Dr. Lamont standing next to the Namibian genocide monument.
Redefining History: A New Way to Teach the Past
By Mira Radovich, Senior Contributing Writer
A chance encounter at a museum in Germany forever changed Dr. Lamont Slater’s career path.
The Bronx, New York native had joined the Army after high school and was stationed in Kitzingen.
“I decided to explore Germany a bit, and visited the Auschwitz-Birkenau memorial and museum,” Slater said. “I figured the only way to understand the Holocaust past the surface level instruction that I received was to visit the museum for a deeper understanding.”
At the museum, Slater struck up a conversation with a local visitor.
“He asked me if I was aware of the crimes toward Black American soldiers, the Afro-Deutsch community, and residents of Germany that immigrated from Africa,” Slater said. “This stranger was also the one that first told me about the Namibian genocide, which is widely considered the first genocide of the 20th century.”
After learning about this information, Slater put aside his plans to pursue a career in law after his military service.

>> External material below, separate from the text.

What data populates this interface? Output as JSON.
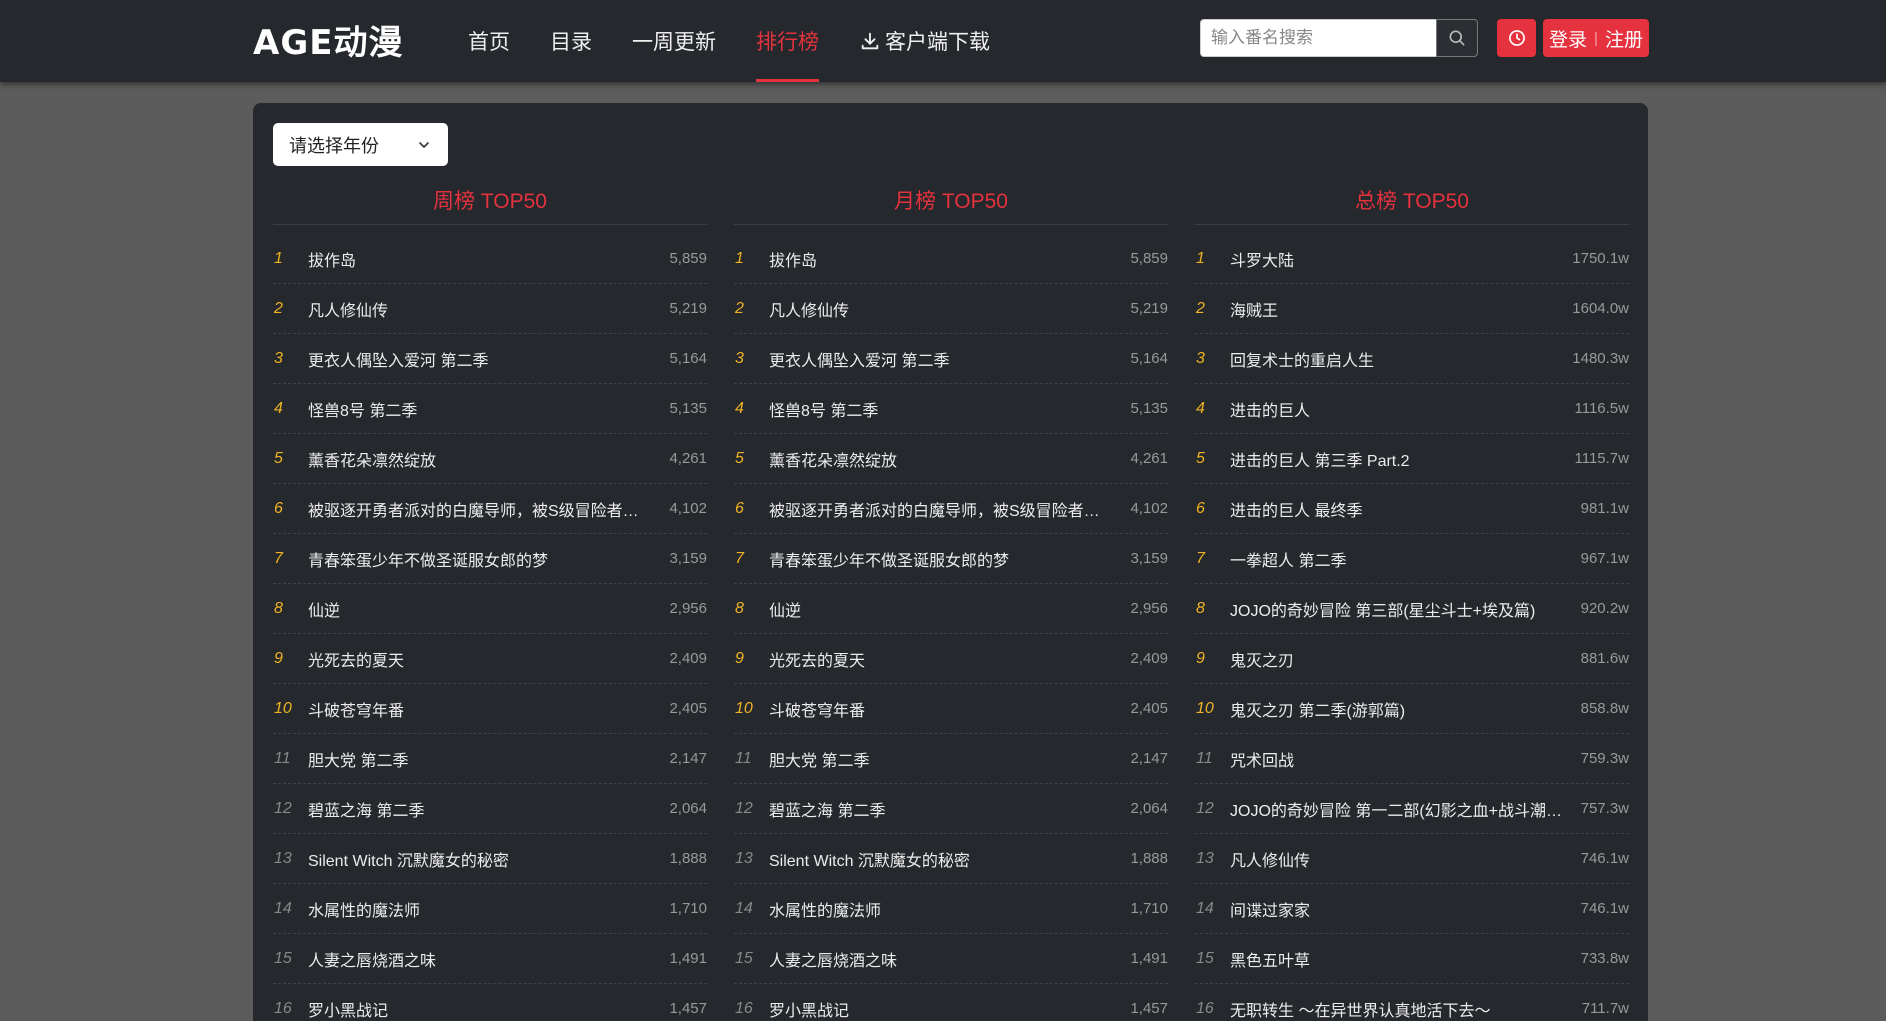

“I decided to pursue a teaching career because I believed that the history lessons that I had previously received were incomplete,” Slater said.
Slater enrolled at Morris Brown College in Atlanta to study political science, but also enjoyed classes in other subject areas.

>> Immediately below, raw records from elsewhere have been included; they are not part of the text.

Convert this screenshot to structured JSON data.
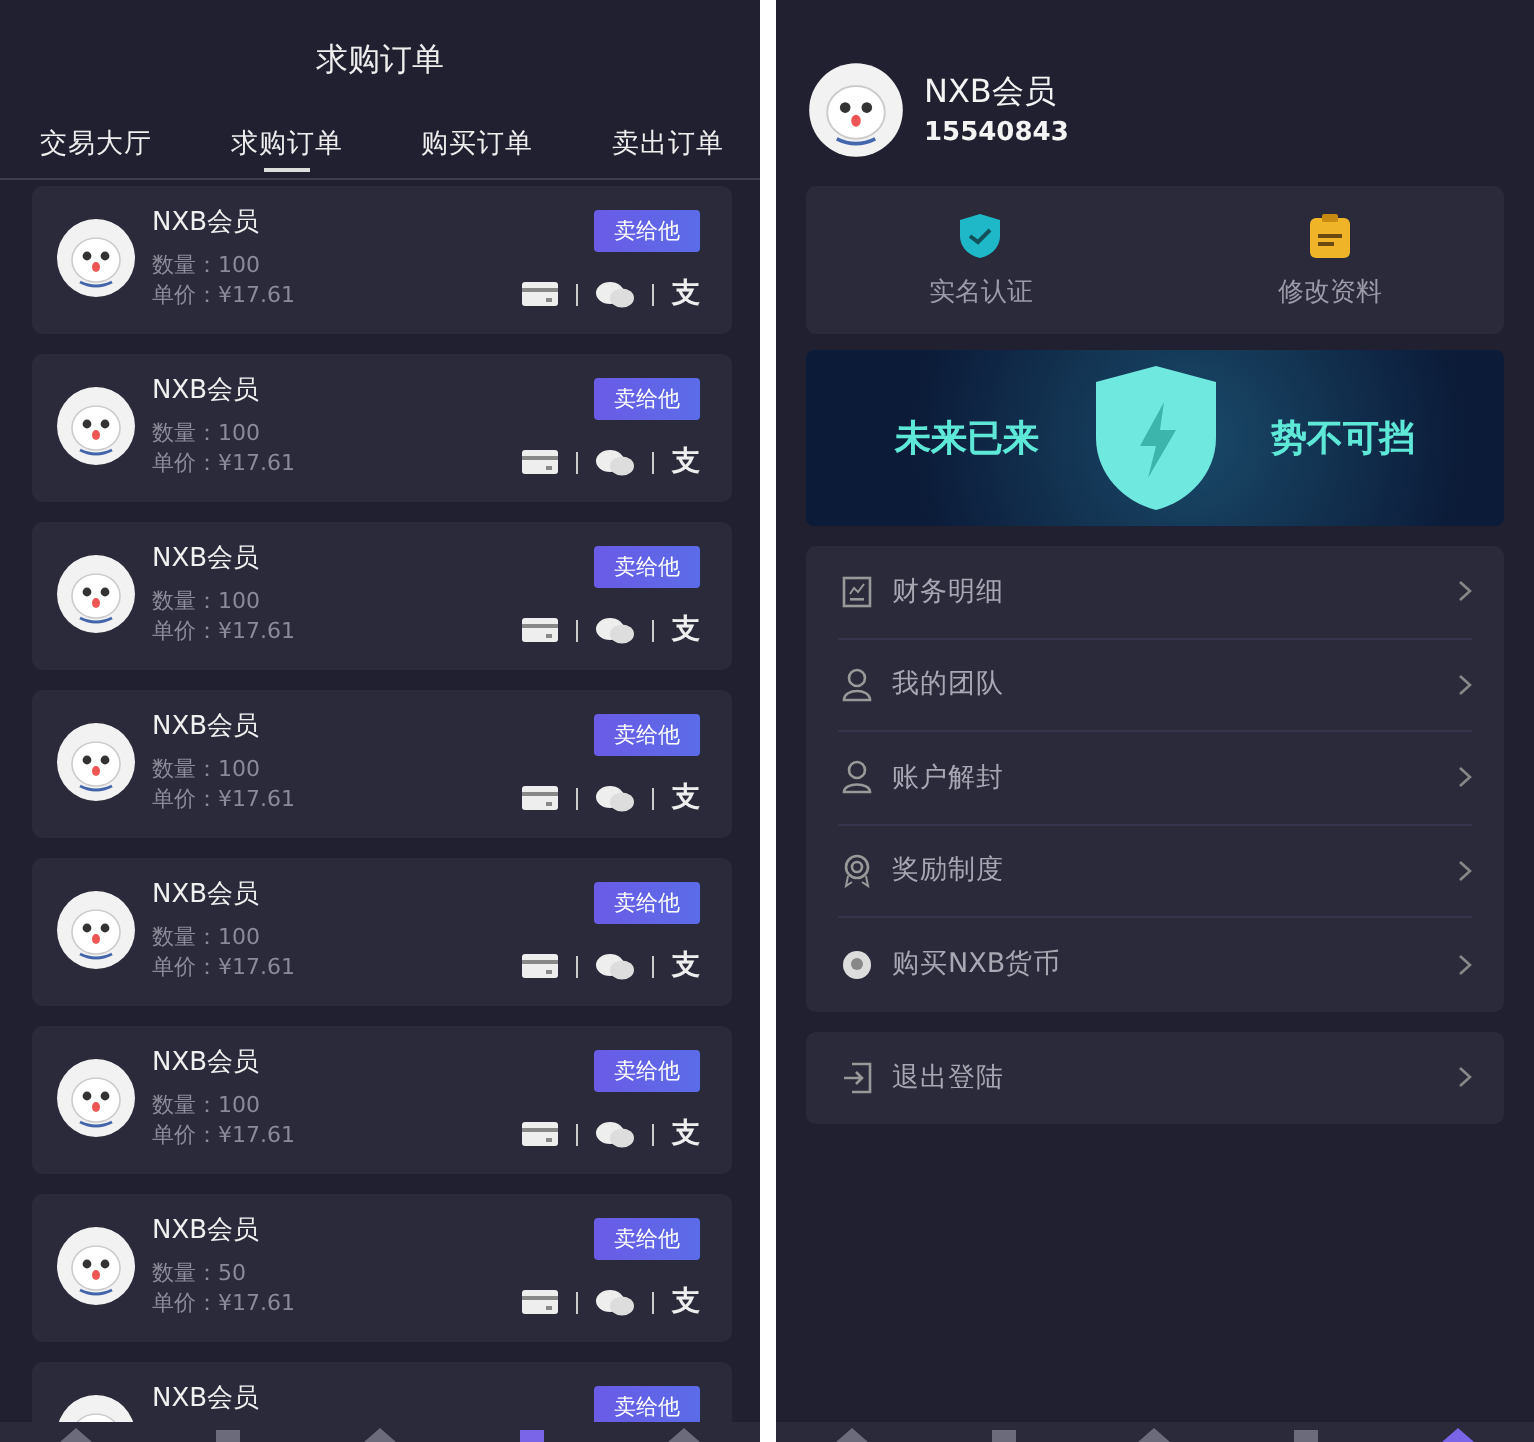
{
  "left": {
    "title": "求购订单",
    "tabs": [
      {
        "label": "交易大厅",
        "selected": false
      },
      {
        "label": "求购订单",
        "selected": true
      },
      {
        "label": "购买订单",
        "selected": false
      },
      {
        "label": "卖出订单",
        "selected": false
      }
    ],
    "orders": [
      {
        "name": "NXB会员",
        "quantity": "数量：100",
        "price": "单价：¥17.61",
        "action": "卖给他",
        "alipay_glyph": "支"
      },
      {
        "name": "NXB会员",
        "quantity": "数量：100",
        "price": "单价：¥17.61",
        "action": "卖给他",
        "alipay_glyph": "支"
      },
      {
        "name": "NXB会员",
        "quantity": "数量：100",
        "price": "单价：¥17.61",
        "action": "卖给他",
        "alipay_glyph": "支"
      },
      {
        "name": "NXB会员",
        "quantity": "数量：100",
        "price": "单价：¥17.61",
        "action": "卖给他",
        "alipay_glyph": "支"
      },
      {
        "name": "NXB会员",
        "quantity": "数量：100",
        "price": "单价：¥17.61",
        "action": "卖给他",
        "alipay_glyph": "支"
      },
      {
        "name": "NXB会员",
        "quantity": "数量：100",
        "price": "单价：¥17.61",
        "action": "卖给他",
        "alipay_glyph": "支"
      },
      {
        "name": "NXB会员",
        "quantity": "数量：50",
        "price": "单价：¥17.61",
        "action": "卖给他",
        "alipay_glyph": "支"
      },
      {
        "name": "NXB会员",
        "action": "卖给他"
      }
    ],
    "bottom_nav": [
      {
        "selected": false
      },
      {
        "selected": false
      },
      {
        "selected": false
      },
      {
        "selected": true
      },
      {
        "selected": false
      }
    ]
  },
  "right": {
    "user": {
      "name": "NXB会员",
      "phone": "15540843"
    },
    "quick_actions": [
      {
        "kind": "verify",
        "label": "实名认证"
      },
      {
        "kind": "edit",
        "label": "修改资料"
      }
    ],
    "banner": {
      "left_text": "未来已来",
      "right_text": "势不可挡"
    },
    "menu": [
      {
        "kind": "finance",
        "label": "财务明细"
      },
      {
        "kind": "team",
        "label": "我的团队"
      },
      {
        "kind": "unlock",
        "label": "账户解封"
      },
      {
        "kind": "reward",
        "label": "奖励制度"
      },
      {
        "kind": "coin",
        "label": "购买NXB货币"
      }
    ],
    "logout": {
      "label": "退出登陆"
    },
    "bottom_nav": [
      {
        "selected": false
      },
      {
        "selected": false
      },
      {
        "selected": false
      },
      {
        "selected": false
      },
      {
        "selected": true
      }
    ]
  }
}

“I took many classes that were inter-disciplinary,” Slater said. “I realized that I didn’t need to focus on one main area. By examining the subject from an architectural, religious, historical and philosophical lens, I could deepen my knowledge of African history and genocide.”

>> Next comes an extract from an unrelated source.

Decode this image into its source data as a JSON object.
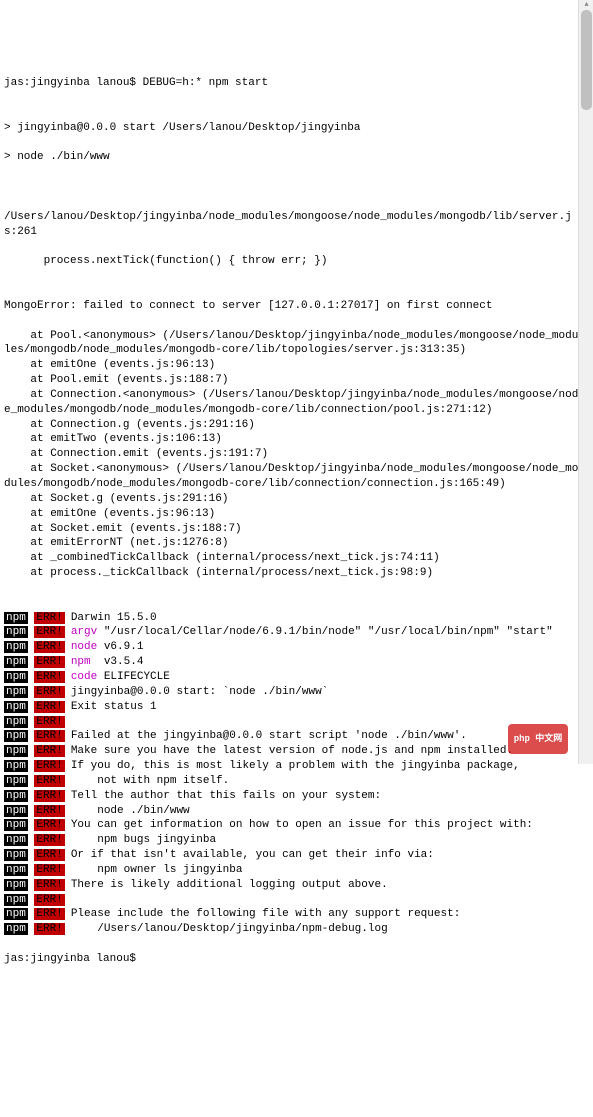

Slater went on to earn a master’s degree in humanities from St. Edwards University, and a Ph.D. in humanities from Salve Regina University, where his dissertation focused on the Namibian genocide. This event occurred more than 20 years before the Holocaust.
“I was able to work with local Herero (ethnic group affected by the genocide) leaders to create a monument that accurately depicted what happened to the people who lost their lives,” Slater said. “I always envisioned that my Ph.D. research would be a ‘living work’ and contribute to social justice on a global scale.”
Slater brings his passion for social justice, history and teaching to Rio Salado College as the new faculty chair for humanities.
“The opportunity to merge innovation with the student curriculum was one of the biggest draws for me about Rio Salado,” Slater said. “I am hoping to re-examine a lot of the course material to ensure that instruction is not only relevant to the current time, but that the material is applicable and includes the perspective of a global lens.”
The global lens includes advocating for immersive learning opportunities for students.
“I have lived in both Germany and Namibia, and love to travel to learn and understand new cultures and ways of life,” Slater said. “I hope to one day create study abroad opportunities so Rio students can take advantage of experiential learning opportunities abroad.”
As for current students, Slater offers three tips for student success in an online learning environment.
“I think that the best advice that I can give to students learning online is to remember these three principles: always hold yourself accountable, find a space where you can maximize your learning, and become an active participant in the course,” Slater said.
And for success in life, Slater points to the words of Sun Tzu, a sixth-century Chinese military general and strategist, who said, “There are not more than five musical notes, yet the combinations of these five give rise to more melodies than can ever be heard.”
“We all have individual gifts that we can do well, but when we work with another, despite our differences, we can be a powerful force,” Slater said. “Rio Salado College captures the essence of the quote because it focuses on inclusion, collaboration and a merging of ideas to create a strong community.”